Reste que l’issue du scrutin laisse peu de place au suspense. L’omnipotent FLN est d’ores et déjà assuré d’une victoire, qu’il souhaitait « écrasante ». Mais, pendant toute la campagne, si la majorité des formations en lice ont mis en garde contre le risque de fraude, seul le chef historique du Front islamique du salut (FIS), aujourd’hui dissout, Abassi Madani a appelé, depuis son lieu de résidence qatari, au « boycott massif de ce scrutin ».
« Même si on ne sait pas ce qu’ils représentent vraiment dans l’opinion », ajoute Lahouari Addi, » les islamistes diront que les Algériens ont répondu à leur mot d’ordre ».

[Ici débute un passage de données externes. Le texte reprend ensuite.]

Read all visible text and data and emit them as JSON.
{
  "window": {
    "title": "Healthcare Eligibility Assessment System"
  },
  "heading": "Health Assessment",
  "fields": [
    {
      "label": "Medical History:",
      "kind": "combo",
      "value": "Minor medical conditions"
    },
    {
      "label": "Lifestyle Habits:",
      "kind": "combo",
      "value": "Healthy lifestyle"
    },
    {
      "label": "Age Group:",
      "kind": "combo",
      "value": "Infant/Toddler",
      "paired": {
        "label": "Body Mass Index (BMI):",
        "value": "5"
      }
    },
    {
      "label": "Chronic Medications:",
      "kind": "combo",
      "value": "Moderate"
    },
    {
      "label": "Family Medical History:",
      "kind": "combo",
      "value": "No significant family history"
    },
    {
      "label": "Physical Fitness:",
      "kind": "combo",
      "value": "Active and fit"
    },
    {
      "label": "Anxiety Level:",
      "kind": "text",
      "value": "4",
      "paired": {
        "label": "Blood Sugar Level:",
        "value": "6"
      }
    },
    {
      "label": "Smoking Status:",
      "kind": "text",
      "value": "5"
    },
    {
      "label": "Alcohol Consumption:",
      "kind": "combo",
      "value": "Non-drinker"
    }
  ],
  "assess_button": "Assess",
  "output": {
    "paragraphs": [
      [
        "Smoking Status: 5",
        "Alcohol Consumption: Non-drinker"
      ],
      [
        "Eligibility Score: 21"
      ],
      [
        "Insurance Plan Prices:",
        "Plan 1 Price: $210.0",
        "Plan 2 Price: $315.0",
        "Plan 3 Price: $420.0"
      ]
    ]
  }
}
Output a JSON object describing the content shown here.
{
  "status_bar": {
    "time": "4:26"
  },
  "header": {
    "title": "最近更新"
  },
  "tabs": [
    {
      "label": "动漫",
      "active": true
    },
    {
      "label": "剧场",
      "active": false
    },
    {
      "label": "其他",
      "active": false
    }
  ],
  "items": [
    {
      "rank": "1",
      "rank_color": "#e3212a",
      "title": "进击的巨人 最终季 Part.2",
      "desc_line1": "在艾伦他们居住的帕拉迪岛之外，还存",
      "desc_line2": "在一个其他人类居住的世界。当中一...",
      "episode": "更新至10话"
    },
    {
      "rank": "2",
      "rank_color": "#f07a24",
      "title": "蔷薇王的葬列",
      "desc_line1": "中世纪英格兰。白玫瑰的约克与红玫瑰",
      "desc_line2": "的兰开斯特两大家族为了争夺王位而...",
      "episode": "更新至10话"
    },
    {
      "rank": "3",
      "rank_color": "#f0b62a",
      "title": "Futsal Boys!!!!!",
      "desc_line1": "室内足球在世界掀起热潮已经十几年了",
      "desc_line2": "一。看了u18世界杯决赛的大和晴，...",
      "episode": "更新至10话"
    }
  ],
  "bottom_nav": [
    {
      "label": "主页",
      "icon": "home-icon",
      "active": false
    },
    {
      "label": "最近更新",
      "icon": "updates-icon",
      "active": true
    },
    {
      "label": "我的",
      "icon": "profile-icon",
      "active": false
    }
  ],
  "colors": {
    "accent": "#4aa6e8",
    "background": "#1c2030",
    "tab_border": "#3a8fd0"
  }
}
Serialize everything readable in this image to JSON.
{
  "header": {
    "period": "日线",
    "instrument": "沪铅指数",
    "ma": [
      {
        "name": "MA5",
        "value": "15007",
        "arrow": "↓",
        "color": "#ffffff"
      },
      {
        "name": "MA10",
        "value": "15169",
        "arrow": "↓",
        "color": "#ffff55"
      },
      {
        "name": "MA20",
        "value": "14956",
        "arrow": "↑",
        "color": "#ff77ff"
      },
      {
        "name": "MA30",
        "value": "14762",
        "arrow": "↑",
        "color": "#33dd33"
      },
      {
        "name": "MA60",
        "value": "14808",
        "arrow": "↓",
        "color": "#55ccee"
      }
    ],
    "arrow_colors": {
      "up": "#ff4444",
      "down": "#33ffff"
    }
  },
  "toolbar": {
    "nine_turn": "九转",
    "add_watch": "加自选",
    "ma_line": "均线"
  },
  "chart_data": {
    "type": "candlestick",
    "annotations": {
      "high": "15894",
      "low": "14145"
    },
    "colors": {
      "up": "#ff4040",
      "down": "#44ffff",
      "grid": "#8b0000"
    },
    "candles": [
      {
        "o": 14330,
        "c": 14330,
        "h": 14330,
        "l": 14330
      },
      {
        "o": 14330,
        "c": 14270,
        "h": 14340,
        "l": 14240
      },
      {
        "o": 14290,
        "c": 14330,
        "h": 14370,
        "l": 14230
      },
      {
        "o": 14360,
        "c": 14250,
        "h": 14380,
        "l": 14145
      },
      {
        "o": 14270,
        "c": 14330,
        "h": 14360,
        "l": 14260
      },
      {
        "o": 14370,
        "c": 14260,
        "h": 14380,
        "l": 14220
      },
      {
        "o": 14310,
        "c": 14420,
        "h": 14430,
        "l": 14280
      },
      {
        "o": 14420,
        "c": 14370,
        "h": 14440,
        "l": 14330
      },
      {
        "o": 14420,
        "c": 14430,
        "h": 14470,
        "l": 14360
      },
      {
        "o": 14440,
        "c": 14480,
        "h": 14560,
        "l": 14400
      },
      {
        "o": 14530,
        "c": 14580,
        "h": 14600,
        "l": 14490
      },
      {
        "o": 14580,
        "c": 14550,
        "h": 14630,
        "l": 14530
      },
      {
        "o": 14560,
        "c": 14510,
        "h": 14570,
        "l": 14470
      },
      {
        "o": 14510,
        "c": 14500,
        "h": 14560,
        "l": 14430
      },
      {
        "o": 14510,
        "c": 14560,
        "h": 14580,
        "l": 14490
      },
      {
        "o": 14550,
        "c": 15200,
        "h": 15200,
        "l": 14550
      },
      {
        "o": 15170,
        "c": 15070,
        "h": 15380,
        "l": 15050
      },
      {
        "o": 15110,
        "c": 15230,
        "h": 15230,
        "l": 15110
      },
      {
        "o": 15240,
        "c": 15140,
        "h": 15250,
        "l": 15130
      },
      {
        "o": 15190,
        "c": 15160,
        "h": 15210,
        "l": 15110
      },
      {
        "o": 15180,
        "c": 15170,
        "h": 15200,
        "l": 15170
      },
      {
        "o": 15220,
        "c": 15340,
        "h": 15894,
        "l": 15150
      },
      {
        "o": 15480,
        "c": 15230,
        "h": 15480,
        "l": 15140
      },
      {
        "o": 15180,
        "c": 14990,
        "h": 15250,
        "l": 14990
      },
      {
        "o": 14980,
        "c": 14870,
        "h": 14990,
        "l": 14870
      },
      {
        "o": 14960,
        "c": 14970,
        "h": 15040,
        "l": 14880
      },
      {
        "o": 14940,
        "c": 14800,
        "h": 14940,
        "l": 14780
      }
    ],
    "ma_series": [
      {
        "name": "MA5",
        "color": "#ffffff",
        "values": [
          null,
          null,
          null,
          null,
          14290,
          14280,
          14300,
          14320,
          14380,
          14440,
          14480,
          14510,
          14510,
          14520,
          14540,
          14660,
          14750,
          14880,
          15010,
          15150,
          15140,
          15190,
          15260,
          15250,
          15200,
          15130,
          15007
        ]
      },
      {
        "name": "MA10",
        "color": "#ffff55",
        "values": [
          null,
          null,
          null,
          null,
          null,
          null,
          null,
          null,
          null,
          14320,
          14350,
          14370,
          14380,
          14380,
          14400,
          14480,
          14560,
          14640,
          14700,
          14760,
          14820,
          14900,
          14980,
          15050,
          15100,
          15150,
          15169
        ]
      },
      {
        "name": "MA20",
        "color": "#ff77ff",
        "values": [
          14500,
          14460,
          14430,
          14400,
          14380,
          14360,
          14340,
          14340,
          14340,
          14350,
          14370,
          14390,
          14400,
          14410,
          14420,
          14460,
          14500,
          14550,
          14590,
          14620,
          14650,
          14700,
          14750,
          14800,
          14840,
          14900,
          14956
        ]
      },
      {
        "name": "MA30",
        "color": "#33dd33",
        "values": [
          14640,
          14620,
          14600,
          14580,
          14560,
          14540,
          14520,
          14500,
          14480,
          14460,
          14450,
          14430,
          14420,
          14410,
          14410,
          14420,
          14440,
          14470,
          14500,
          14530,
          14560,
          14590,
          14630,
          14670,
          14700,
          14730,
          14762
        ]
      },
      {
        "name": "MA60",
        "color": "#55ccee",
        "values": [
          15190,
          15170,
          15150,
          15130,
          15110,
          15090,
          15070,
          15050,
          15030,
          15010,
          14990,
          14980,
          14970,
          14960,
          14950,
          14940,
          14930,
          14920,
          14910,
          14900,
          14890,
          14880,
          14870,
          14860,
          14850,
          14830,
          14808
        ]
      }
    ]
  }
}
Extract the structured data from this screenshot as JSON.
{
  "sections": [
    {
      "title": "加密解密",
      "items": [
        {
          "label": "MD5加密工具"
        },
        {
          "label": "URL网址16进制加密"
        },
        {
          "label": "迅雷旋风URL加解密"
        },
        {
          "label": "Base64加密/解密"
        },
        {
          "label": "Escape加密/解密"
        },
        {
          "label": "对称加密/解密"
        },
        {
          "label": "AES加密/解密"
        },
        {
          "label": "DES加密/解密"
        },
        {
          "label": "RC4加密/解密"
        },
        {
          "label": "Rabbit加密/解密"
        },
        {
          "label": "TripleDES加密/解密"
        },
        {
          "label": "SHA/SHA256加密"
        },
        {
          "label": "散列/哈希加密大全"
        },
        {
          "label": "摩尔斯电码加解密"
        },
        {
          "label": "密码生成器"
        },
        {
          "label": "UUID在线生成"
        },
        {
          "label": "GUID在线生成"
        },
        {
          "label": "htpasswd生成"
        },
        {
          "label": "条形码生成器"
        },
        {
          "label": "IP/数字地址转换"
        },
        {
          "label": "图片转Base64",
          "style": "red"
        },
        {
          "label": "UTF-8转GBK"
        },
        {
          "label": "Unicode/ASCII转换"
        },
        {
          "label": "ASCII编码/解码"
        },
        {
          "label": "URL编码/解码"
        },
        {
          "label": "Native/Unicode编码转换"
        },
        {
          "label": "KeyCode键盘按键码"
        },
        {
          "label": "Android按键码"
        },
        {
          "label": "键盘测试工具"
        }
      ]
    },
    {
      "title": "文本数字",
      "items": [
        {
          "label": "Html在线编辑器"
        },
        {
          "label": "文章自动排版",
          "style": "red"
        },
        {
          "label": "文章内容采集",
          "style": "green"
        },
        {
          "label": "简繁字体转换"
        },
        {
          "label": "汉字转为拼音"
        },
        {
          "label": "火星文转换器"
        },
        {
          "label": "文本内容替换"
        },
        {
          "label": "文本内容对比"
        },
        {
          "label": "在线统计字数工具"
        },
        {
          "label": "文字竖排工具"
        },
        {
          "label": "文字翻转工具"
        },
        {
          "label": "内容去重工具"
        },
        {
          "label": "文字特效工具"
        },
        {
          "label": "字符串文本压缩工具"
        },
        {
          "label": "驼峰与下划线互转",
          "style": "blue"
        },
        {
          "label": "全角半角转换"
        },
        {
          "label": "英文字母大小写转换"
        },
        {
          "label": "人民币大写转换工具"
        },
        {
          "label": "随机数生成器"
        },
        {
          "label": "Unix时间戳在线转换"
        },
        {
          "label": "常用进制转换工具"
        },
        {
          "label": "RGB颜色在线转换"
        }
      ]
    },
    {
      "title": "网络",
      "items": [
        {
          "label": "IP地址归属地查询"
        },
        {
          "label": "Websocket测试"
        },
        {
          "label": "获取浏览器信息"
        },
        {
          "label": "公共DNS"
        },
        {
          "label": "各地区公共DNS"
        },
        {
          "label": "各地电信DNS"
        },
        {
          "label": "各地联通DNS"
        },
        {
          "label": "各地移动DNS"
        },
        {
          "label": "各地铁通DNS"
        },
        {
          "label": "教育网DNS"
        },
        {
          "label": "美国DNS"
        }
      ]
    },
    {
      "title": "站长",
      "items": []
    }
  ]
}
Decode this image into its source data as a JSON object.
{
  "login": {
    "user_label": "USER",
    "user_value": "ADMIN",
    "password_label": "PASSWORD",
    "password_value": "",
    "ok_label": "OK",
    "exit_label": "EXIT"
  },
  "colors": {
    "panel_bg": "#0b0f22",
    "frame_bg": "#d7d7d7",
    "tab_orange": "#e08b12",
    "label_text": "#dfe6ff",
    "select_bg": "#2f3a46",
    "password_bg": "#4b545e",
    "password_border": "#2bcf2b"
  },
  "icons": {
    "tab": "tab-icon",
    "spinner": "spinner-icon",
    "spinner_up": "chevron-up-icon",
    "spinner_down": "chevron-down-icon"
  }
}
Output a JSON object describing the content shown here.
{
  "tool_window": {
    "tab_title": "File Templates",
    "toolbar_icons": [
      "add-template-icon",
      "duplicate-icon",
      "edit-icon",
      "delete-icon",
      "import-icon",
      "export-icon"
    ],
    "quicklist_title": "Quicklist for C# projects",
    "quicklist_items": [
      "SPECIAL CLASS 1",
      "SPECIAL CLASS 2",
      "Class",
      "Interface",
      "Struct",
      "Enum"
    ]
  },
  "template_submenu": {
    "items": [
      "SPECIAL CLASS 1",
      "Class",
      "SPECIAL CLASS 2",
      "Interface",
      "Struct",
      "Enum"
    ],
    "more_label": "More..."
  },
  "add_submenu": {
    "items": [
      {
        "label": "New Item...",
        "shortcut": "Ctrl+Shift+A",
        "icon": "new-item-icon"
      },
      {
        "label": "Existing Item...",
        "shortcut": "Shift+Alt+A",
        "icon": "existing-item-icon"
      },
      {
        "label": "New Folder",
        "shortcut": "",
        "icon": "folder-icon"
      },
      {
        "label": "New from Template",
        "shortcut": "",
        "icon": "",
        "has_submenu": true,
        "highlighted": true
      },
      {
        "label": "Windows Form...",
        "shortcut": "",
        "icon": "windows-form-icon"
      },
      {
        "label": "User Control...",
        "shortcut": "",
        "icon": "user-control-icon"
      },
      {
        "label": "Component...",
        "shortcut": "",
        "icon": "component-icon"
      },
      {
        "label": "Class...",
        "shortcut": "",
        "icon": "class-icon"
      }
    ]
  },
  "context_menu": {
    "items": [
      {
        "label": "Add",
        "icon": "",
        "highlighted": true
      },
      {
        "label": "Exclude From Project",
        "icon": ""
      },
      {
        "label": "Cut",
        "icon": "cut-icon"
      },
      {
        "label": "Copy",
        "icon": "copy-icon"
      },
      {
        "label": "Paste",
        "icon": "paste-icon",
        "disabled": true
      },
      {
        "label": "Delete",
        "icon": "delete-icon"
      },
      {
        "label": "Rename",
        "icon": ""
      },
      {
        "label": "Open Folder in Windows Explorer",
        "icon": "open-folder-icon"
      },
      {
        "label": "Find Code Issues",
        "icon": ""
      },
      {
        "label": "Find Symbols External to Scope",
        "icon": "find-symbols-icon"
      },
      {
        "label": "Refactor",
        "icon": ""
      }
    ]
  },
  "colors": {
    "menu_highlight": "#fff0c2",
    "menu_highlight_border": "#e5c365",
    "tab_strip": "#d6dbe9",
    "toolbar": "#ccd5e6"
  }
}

Reste à comprendre la signification d’un scrutin qui, comme toujours en Algérie, relevait en grande partie du trompe-l’oeil. Difficile de croire au taux de participation annoncé quand on sait l’ampleur de la désaffection pour la chose publique dans ce pays! Seuls votent en général les adhérents des partis et les clients du pouvoir, c’est à dire les fonctionnaires, les militaires et ceux qui ont un intérêt à être bien vus du système. On se déplace, il est vrai, davantage dans les zones rurales, où bien des électeurs craignent, s’ils n’ont pas le précieux tampon sur leur carte, d’éprouver ensuite des difficultés avec l’administration. La faible affluence relevée dans les bureaux des grandes villes peut donc tromper l’analyste. Mais, même en tenant compte de ce correctif, le chiffre officiel de la participation paraît assez irréel. Est-ce parce qu’il s’agit d’un pourcentage de votants et que beaucoup d’Algériens, jeunes surtout, ne sont tout simplement pas inscrits sur les listes? A-t-il été gonflé volontairement comme l’affirment les partis qui appelaient au boycott? En 2007 alors que le chiffre officiel était un peu supérieur à 35%, la participation réelle était estimée, selon de bonnes sources à l’intérieur même du système, à 20% environ…
L’élection présidentielle, fixée en principe en 2014, sera en tous cas la prochaine échéance politique importante. Mais combien seront-ils ces algériens; plus que déçus par un système politique, à aller y exprimer leur voix?